After modifying their code to compute F2 scores for each model, I found that they achieved:
- Logistic Regression: 0.3102
- XGBoost: 0.2925
- Random Forest: 0.2475
- Neural Network: 0.3204

Observe that our XGBoost model achieves meaningful relative performance gains of (0.34628858170800986/0.3204) - 1 = \~8% over their best baseline model and (0.34628858170800986/0.2925) - 1 = \~18% over their XGBoost model. Given that these baselines already use strong, well-established models which account for the heavy class imbalance (~1% fraud rate), and are therefore representative of realistic industry prototypes, this comparison reveals that our modeling choices offer meaningful, nontrivial performance improvements on this task.

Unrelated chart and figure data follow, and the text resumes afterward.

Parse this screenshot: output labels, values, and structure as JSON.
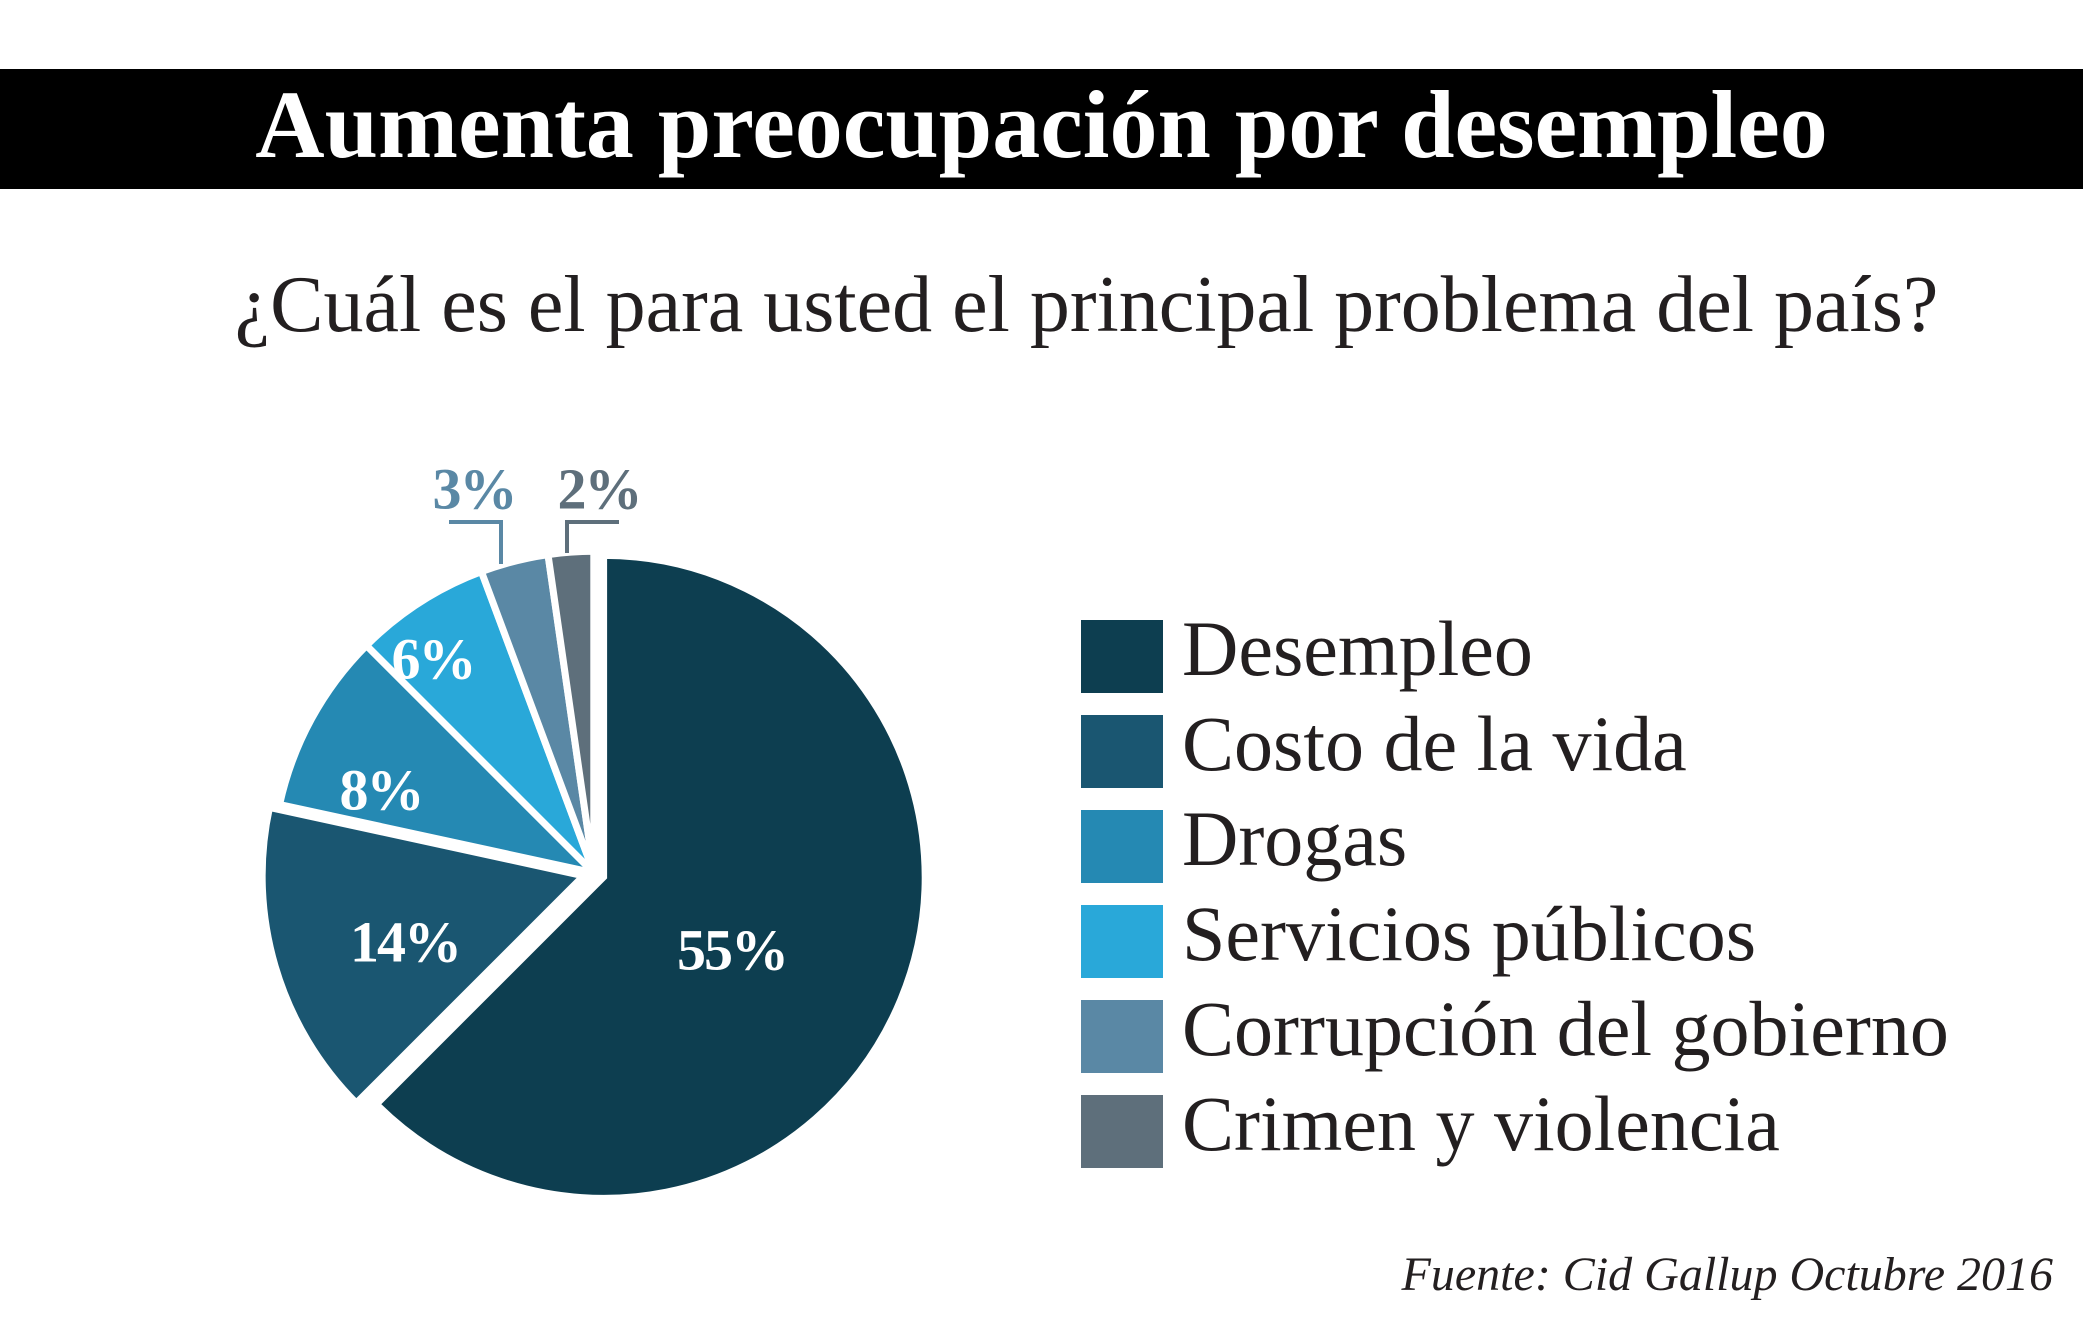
{
  "chart_data": {
    "type": "pie",
    "title": "Aumenta preocupación por desempleo",
    "subtitle": "¿Cuál es el para usted el principal problema del país?",
    "categories": [
      "Desempleo",
      "Costo de la vida",
      "Drogas",
      "Servicios públicos",
      "Corrupción del gobierno",
      "Crimen y violencia"
    ],
    "values": [
      55,
      14,
      8,
      6,
      3,
      2
    ],
    "data_labels": [
      "55%",
      "14%",
      "8%",
      "6%",
      "3%",
      "2%"
    ],
    "colors": [
      "#0d3e50",
      "#1a5671",
      "#2589b3",
      "#29a8d9",
      "#5a88a5",
      "#5e6f7b"
    ],
    "legend_position": "right",
    "source": "Fuente: Cid Gallup Octubre 2016"
  }
}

## Reflection and next steps:
The fact remains, however, that XGBoost, linear kernel SVM, and RBF kernel SVM ensemble all achieved similar F2 scores in absolute terms (in the 0.31-0.35 range). Multiple distinct modelling techniques all achieving scores in this narrow range suggests that there is limited predictive signal left to exploit in our currently tabulated features. In other words, we are likely near the Pareto frontier with respect to our currently tabulated features.

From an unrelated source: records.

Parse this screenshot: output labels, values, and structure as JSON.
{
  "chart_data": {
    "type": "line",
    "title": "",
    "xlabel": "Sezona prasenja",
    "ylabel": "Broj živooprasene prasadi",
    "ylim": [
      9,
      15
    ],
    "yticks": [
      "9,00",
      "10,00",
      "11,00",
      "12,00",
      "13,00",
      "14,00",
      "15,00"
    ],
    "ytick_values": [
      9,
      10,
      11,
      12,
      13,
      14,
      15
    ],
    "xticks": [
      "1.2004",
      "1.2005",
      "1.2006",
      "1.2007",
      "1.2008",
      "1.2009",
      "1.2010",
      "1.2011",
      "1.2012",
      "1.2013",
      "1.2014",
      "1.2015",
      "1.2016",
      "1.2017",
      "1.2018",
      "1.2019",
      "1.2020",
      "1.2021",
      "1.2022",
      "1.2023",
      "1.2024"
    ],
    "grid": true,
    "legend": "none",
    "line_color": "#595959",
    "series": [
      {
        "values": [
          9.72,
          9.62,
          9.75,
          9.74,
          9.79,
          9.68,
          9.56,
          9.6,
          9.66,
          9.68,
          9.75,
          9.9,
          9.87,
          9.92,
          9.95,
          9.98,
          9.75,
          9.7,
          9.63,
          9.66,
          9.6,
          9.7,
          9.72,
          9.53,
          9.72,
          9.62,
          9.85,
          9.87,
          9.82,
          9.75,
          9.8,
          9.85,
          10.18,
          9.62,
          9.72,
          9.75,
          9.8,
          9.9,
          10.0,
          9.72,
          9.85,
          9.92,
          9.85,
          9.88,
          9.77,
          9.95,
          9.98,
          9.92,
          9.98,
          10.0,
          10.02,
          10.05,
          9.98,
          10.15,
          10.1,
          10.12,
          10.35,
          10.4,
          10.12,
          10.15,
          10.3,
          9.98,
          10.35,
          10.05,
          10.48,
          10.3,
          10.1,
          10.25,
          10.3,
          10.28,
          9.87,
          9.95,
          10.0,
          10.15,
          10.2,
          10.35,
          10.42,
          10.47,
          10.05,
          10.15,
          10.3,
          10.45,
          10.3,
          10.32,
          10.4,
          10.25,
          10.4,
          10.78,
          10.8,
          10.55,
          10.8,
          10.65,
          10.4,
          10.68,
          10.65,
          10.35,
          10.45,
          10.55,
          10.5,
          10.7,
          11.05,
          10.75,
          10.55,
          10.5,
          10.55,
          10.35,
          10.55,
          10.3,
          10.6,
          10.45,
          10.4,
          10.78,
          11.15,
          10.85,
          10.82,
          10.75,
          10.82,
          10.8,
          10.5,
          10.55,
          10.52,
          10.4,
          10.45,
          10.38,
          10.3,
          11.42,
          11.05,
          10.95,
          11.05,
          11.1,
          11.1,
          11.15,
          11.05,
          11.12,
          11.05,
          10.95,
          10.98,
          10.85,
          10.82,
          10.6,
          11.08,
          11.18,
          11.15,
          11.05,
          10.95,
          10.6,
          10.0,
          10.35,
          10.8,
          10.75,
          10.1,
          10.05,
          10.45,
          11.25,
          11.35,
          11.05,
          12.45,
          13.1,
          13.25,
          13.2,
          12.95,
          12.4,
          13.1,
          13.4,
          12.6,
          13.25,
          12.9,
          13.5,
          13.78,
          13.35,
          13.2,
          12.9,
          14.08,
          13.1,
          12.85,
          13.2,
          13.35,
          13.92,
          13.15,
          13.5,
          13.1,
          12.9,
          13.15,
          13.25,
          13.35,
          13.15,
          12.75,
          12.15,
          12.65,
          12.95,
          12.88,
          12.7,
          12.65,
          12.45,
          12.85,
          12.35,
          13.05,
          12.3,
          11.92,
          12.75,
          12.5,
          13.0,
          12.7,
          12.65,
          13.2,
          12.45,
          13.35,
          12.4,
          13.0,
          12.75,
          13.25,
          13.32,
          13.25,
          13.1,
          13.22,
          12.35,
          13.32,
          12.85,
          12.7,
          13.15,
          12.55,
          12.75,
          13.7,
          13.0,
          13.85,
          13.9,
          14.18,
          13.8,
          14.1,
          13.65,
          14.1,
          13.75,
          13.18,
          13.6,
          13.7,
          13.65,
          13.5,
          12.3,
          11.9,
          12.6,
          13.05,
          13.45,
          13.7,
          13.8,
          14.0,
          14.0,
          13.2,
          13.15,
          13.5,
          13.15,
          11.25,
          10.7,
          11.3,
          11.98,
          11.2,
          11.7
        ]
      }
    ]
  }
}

Significant improvements in our model performance will likely not be from the choice of modeling method, but from further feature engineering (i.e. deriving new features, exploring interactions, etc.). Therefore, as a next step for improving performance, the primary exploratory focus should be on feature engineering.

Additionally, one may consider trying undersampling/oversampling techniques to boost the proportion of fraud data in the training set to give fraud data more "attention" during training. In our SVM and XGBoost codes, we primarily relied on re-weighting the objective function to heavily penalize fraud misclassification.